In normal times, short-term money rates tend to trade below the repo rate. That ceiling was breached last year as shrunken petrodollar flows due to cheap oil and government austerity measures starved banks of funds, sending money rates soaring and threatening to burden companies with higher borrowing costs.

But in recent weeks conditions have eased as the government has raised money through a $17.5 billion international bond issue and injected some of those funds into the economy. Higher international oil prices, now around $55 a barrel compared with last year's average of about $45, have also helped.

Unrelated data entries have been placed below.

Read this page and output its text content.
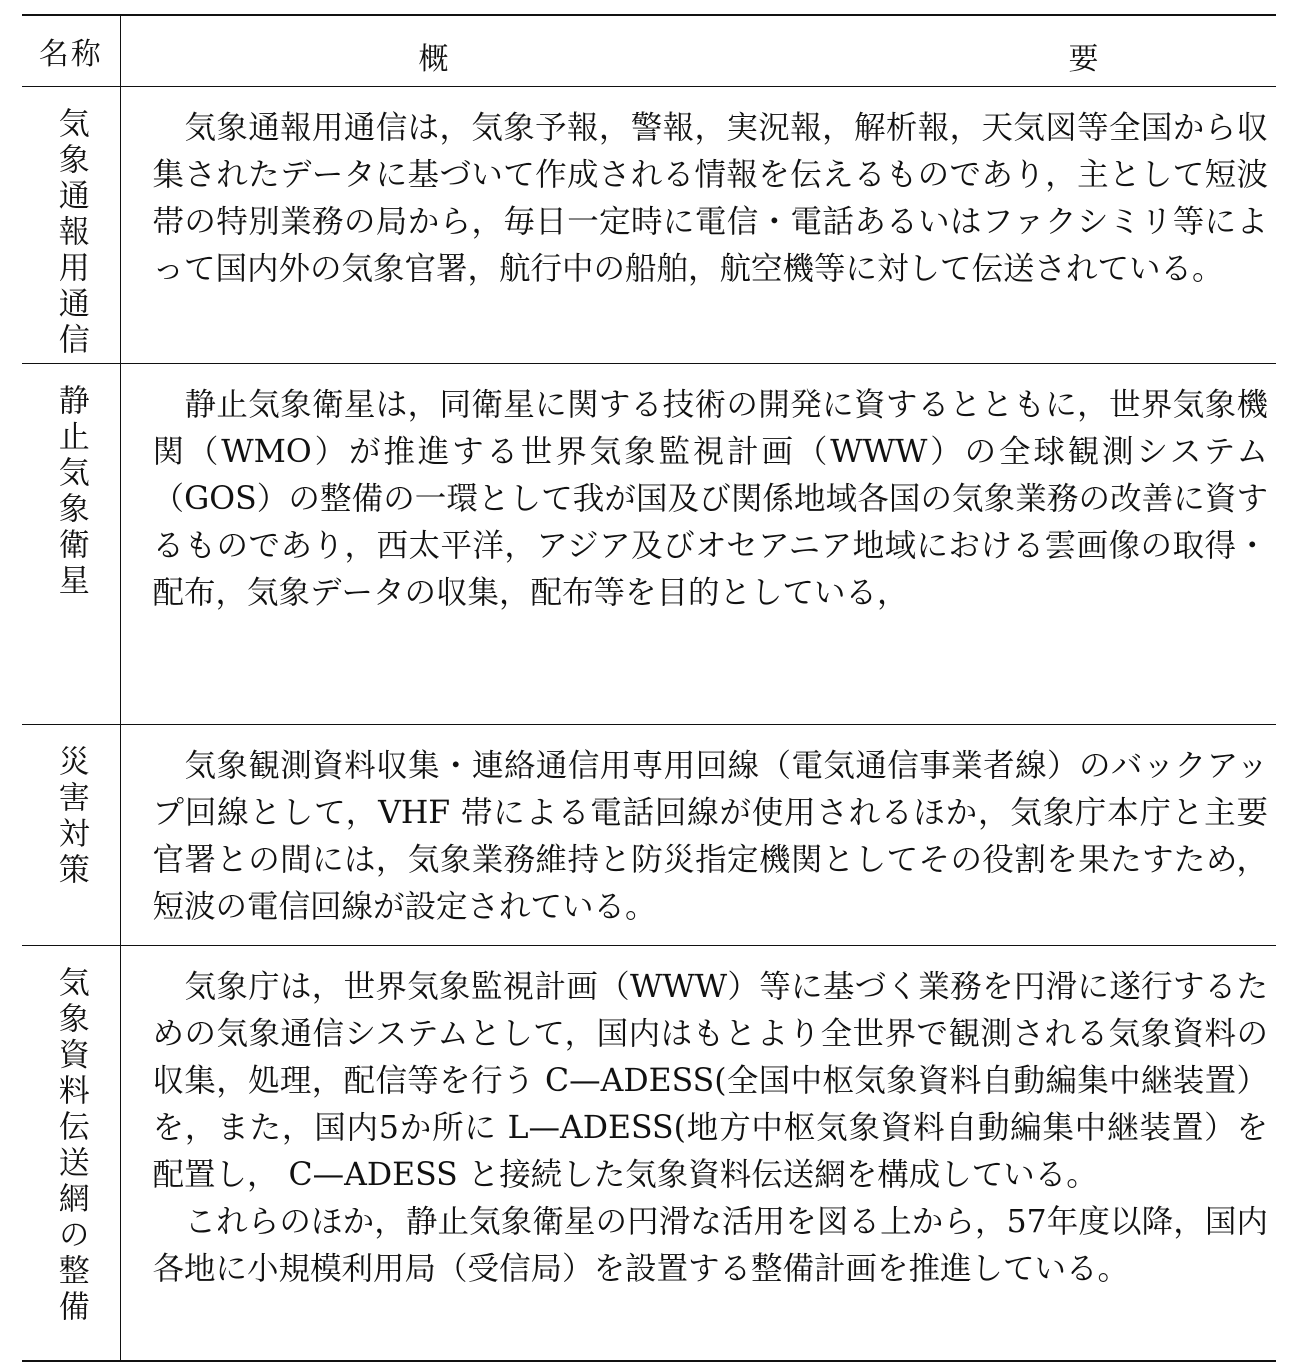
名称	概 要

気象通報用通信	気象通報用通信は，気象予報，警報，実況報，解析報，天気図等全国から収集されたデータに基づいて作成される情報を伝えるものであり，主として短波帯の特別業務の局から，毎日一定時に電信・電話あるいはファクシミリ等によって国内外の気象官署，航行中の船舶，航空機等に対して伝送されている。

静止気象衛星	静止気象衛星は，同衛星に関する技術の開発に資するとともに，世界気象機関（WMO）が推進する世界気象監視計画（WWW）の全球観測システム（GOS）の整備の一環として我が国及び関係地域各国の気象業務の改善に資するものであり，西太平洋，アジア及びオセアニア地域における雲画像の取得・配布，気象データの収集，配布等を目的としている，

災害対策	気象観測資料収集・連絡通信用専用回線（電気通信事業者線）のバックアップ回線として，VHF 帯による電話回線が使用されるほか，気象庁本庁と主要官署との間には，気象業務維持と防災指定機関としてその役割を果たすため，短波の電信回線が設定されている。

気象資料伝送網の整備	気象庁は，世界気象監視計画（WWW）等に基づく業務を円滑に遂行するための気象通信システムとして，国内はもとより全世界で観測される気象資料の収集，処理，配信等を行う C—ADESS(全国中枢気象資料自動編集中継装置）を，また，国内5か所に L—ADESS(地方中枢気象資料自動編集中継装置）を配置し， C—ADESS と接続した気象資料伝送網を構成している。

これらのほか，静止気象衛星の円滑な活用を図る上から，57年度以降，国内各地に小規模利用局（受信局）を設置する整備計画を推進している。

The three-month interbank rate has pulled back from an eight-year high of 2.386 percent hit in late October, although it remains far above the 0.80 percent seen in mid-2015.

Olivier Panis at Moody's said government payments to companies had boosted commercial banks' deposits while reducing the need for them to extend loans to keep firms afloat.

"There is a scissors effect," he said. "There is less need for banks to fight for liquidity."

Saudi authorities have worked to wrestle down money rates by introducing new money market instruments for the central bank to inject funds and by suspending domestic government bond issues for several months.

They have also improved liquidity by beginning to settle tens of billions of dollars in state debts to the private sector. Finance minister Mohammed al-Jadaan told Reuters in late December that the government had paid 100 billion riyals ($26.7 billion) to the private sector over the previous two months, and expected to pay an additional 30 billion riyals soon.

After payment delays lasting months or years, many private sector executives and bankers were sceptical of this claim, but central bank data released on Sunday supported it.

Government deposits at the central bank allocated for economic development projects dropped by 98.8 billion riyals in November and December, after barely moving for most of 2016.

A Saudi construction industry executive, declining to be named because of commercial sensitivities, said the government had now paid its debts to his company up to April 2016.

"We are waiting for the other payments - no definite timing is known, but they are working on it," he told Reuters.

The resumption of government payments has helped to reduce speculation about any eventual devaluation of the Saudi riyal. In the one-year forwards market SAR1Y= , the riyal has rebounded against the U.S. dollar to the highest level seen on a sustained basis since late 2015.

Because of a sluggish Saudi economy, bank lending growth is expected to stay slow this year, which Panis said would probably prevent any fresh liquidity squeeze. But he added that money rates would not necessarily drop much more.

"Growth in deposits will also be slow as corporate profitability is low and consumers react to austerity measures," he said. "I wouldn't expect a further sharp drop below 2 percent."